This project explores the user experience and product possibilities when adding computer vision to conversational interfaces through on-device machine learning. The concept came from an earlier exploration into the novel use cases that would be enabled by on-device ML or edge computing. I was working on this over 4 weeks with a pair of software engineers, and in that time we were able to go through several rounds of iterative prototyping on both Android, and then later in webVR.
As Google and Amazon have pushed towards reducing friction in smart speaker interactions the need for a wake word remains a well-known pain point for users. Voice assistants triggered by body language or gaze detection have the potential to relieve this. By being able to recognize gesture and body language voice interfaces become might become more intuitive and empathetic.
However, the public is still distrustful about the idea of ‘always listening’ speakers and the next evolution of these products will challenge them even more - ‘Always Looking’ speakers. How might we mitigate concerns about data governance and control through privacy focused designs and transparent interfaces?

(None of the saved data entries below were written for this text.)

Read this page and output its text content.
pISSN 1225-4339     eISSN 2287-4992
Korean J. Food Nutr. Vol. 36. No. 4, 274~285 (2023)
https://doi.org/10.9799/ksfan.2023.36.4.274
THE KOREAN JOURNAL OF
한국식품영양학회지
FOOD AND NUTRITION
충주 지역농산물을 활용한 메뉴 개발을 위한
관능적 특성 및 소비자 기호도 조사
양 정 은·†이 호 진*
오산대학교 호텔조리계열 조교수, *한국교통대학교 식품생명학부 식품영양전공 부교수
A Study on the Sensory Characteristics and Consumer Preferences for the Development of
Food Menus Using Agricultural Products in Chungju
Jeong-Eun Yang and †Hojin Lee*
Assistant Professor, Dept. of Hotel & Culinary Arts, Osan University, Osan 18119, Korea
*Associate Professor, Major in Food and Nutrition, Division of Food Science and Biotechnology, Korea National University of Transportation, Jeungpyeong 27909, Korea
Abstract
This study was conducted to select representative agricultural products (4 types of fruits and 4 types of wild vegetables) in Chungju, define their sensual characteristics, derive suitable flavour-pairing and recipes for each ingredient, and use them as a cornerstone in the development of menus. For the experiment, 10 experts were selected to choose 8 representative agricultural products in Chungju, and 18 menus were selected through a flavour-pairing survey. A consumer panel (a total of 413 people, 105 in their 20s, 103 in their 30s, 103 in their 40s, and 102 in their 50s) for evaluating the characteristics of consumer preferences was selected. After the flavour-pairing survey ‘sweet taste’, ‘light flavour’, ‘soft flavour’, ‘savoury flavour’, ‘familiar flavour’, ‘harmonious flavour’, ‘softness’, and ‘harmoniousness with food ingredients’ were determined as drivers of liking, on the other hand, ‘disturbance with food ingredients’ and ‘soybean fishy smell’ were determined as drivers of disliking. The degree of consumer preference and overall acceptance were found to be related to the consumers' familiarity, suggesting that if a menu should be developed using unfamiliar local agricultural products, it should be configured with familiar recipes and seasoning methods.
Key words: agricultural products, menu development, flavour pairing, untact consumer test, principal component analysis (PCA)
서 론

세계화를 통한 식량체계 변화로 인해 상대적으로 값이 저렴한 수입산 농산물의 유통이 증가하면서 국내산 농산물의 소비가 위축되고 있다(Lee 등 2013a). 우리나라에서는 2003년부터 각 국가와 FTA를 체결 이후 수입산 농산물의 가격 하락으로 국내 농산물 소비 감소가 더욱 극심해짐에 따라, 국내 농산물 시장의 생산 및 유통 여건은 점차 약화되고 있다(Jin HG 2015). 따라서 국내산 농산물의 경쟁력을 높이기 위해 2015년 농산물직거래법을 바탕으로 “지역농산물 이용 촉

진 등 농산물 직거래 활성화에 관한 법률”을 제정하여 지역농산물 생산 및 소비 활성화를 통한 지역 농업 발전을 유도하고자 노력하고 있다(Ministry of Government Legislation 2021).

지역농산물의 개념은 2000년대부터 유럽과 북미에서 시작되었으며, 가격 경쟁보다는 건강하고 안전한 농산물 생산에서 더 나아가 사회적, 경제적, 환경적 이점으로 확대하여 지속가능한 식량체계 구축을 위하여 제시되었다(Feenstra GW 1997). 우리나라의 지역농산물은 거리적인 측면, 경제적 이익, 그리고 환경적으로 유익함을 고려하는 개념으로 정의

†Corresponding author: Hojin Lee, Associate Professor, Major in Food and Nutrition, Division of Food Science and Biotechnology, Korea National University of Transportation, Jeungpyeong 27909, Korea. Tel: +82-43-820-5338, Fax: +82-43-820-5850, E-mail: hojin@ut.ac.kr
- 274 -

On-device machine learning is being used in several consumer electronic products. A good example of this can be seen in Google's Smart Displays, which use computer vision to understand the context and intent of its user. For instance, if someone walks up to it so they can quickly glance at upcoming events on your calendar. It will recognize who they are, and only show the relevant events. Google’s Smart Displays also rely on computer vision to guide users through touch-free gesture commands so they can control media playback or dismiss an alarm as soon as it goes off.
These interactions are possible because of on-device machine learning and its ability to reduce latency and preserve of privacy. Typically the device itself is processing only the data that’s necessary to determine if there is invocation intent with the user and nothing more, data before invocation (the wake word) is never saved locally or sent to a server. Edge computing like this is very similar to how wake-word detection works, and consumer attitudes have adopted these new modalities of computing as they offer significantly more ambient and intuitive modes of interaction.
Desktop (0-1 meter)
In this first pair of experiments we explore non-verbal approaches to invoking the assistant with only a users eyes. Initially we tried just detecting an unusually long stare with no blinking.
Open Eye & Staring Detection The voice assistant does not trigger with normal intermittent blinking but will trigger when the user holds their eyes open for an extended period. Because blinking rates may differ we have to over extend this time, but it would be interesting to explore a more dynamic model that could adapt to variable average blinking rates, as an individuals personal biology and hydration levels will affect this rate.
Open Eye & Gaze Direction Detection
We realized that the first method has a high chance of creating false positives and wanted to increase the parameters in our invocation detection. Here we add eye angle detection so that we can invoke when the user is looking directly at the camera for a period of time.
Across Room (< 5 meters)
When a user is too far from the camera to detect their gaze a raised hand will invoke the assistant. I wanted to find a fallback non-verbal invocation that could trigger Google Assistant.
Raised hand gesture detection When a user is too far from the camera to detect their gaze a raised hand will invoke the assistant. A similar interaction is used on the Nest Hub Max to control media playback and dismiss alarms.
Virtual Reality with an embodied agent
By giving our virtual agent a scene we can add context to ground the conversation. Our agent is the shopkeeper of a virtual plant store. The chatbot was hosted in an AWS Sumerian scene and is invoked when three conditions are met.
When the user's gaze is met with the virtual agents, held for 3 seconds, and while the user is within a within a local radius to the agent.
Detecting customer interest
I wanted to explore if we could leverage additional contextual cues by enabling our agent to be invoked when the user holds their attention on a particular plant in the store. In this scenario, the agent uses this interest to match with an intent of customer interest, initiating an informative dialogue flow with the metadata of plant type being a variable and adding context to the dialogue.